All principals are conveniently involved, then, when Planet G’s alien spacecraft crashes into the Pacific and rises ominously from the depths near the naval base in Oahu. A reconnaissance mission led by Alex and scrappy female officer Raikes (Rihanna) aggravates the visitors into opening fire, setting the stage for a protracted series of back-and-forth pyrotechnic attacks of increasing sound and fury until an abruptly curtailed finale. The comparatively limp mainland action, meanwhile, finds Samantha weathering the storm with paraplegic Army veteran Mick (real-life Iraq hero Gregory D. Gadson) and technical geek Cal (Hamish Linklater), who devises a way to break the aliens’ communication wall.
“I’ve got a bad feeling about this,” mutters Alex, a veritable Cassandra of the high seas — and that’s after two destroyer ships have already been blown to smithereens. Bright enough to quote Homer back at his commanding officer, but dim enough to think the Japanese wrote “The Art of War,” he’s too blandly inscrutable a hero to root for with much enthusiasm, which goes for most of the characters. The exception is Decker’s Samantha, who’s so unctuously inexpressive, we might actively root for her demise under one of the enemy’s flaming razor-balls. The aliens, encased in markedly Power Ranger-like suits, are no more defined in personality or motivation, making it rather easy to sit back and enjoy the fireworks without taking sides any more than one would while observing, say, a game of Battleship between two strangers. (Maybe there’s something to the screenwriters’ claims after all.)
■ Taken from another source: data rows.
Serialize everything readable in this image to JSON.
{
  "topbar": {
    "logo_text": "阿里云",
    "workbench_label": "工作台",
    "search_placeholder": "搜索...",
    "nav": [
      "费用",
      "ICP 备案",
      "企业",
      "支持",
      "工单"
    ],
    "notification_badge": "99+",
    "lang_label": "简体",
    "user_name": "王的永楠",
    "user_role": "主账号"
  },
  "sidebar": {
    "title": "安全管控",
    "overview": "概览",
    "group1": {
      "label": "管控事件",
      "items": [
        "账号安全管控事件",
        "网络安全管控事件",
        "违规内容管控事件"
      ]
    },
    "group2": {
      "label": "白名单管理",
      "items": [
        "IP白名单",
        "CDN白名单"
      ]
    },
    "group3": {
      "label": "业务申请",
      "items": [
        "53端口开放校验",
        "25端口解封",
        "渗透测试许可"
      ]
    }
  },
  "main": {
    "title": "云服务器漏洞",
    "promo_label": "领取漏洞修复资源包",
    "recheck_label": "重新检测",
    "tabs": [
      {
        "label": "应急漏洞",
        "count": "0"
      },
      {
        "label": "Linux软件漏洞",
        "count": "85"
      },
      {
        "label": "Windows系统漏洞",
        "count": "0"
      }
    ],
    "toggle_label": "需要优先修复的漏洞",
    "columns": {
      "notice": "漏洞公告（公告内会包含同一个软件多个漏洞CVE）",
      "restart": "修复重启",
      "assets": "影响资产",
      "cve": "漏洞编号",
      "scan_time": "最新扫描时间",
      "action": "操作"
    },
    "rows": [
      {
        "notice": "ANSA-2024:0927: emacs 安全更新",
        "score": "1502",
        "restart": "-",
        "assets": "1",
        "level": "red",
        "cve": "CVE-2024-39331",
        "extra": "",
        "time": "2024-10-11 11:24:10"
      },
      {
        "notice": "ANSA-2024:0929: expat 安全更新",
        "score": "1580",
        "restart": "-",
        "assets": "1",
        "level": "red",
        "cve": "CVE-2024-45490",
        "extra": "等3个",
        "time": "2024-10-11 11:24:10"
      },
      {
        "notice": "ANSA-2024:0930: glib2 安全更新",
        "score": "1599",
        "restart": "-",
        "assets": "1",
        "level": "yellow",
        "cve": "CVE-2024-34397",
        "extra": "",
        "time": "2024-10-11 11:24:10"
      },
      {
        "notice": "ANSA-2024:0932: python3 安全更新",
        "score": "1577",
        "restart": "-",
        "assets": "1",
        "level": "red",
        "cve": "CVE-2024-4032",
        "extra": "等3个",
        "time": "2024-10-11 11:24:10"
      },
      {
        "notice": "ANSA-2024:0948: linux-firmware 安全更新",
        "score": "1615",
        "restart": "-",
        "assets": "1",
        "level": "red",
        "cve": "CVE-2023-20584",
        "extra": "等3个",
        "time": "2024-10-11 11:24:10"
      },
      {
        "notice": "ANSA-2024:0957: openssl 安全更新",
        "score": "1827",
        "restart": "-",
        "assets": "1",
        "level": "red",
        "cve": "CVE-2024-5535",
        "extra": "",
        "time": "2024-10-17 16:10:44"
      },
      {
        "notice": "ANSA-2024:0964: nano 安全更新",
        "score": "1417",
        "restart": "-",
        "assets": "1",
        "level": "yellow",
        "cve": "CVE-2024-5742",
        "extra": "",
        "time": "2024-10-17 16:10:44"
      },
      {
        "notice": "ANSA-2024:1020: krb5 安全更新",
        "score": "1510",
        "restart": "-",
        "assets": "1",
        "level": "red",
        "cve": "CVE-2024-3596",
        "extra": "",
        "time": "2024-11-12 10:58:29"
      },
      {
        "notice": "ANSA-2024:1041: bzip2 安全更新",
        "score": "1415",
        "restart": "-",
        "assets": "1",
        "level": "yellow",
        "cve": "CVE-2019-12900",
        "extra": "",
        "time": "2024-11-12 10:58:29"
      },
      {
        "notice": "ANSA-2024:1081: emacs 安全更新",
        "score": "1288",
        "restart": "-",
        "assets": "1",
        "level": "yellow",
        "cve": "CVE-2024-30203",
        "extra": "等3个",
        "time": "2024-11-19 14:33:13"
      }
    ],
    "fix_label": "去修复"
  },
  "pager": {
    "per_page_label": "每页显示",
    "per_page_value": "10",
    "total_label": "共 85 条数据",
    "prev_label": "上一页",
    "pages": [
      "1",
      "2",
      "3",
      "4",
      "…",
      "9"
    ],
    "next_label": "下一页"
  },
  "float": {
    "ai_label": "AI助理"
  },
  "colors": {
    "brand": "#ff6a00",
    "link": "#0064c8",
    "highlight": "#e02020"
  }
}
The attractive cast does no more than Berg and the script require, which is very little indeed. After “John Carter,” Kitsch is still waiting for a film vehicle to make good on the easy, authentic charm he exhibits in TV’s “Friday Night Lights,” though he’s physically up to the task here. Fans of pop megastar Rihanna, making her film debut, will be disappointed to find that the role of Raikes may as well be renamed Young Female Demographic for all the pertinence it has to the narrative, but she’s a sparky enough presence.
Tech credits are all polished, if not as metallically sleek as they would be with a Michael Bay-style craftsman at the helm. Tobias Schliesser’s lensing covers the teal-and-orange palette seemingly mandatory for such adventures these days, while Steve Jablonsky’s score thumps and drones away with nary a pause, little betraying the presence of rock super-producer Rick Rubin and Rage Against the Machine guitarist Tom Morello on the music team.
The bulk of the attention in this evidently expensive production has been lavished on Industrial Light & Magic’s typically immaculate effects, which are firmly in the “Transformers” mold stylistically, with the added challenge of water simulation. That such state-of-the-art creations have been used to realize a story whose climax hinges on a true-life WWII battleship, USS Missouri, outlasting its newer, shinier rivals is an irony probably lost on all involved.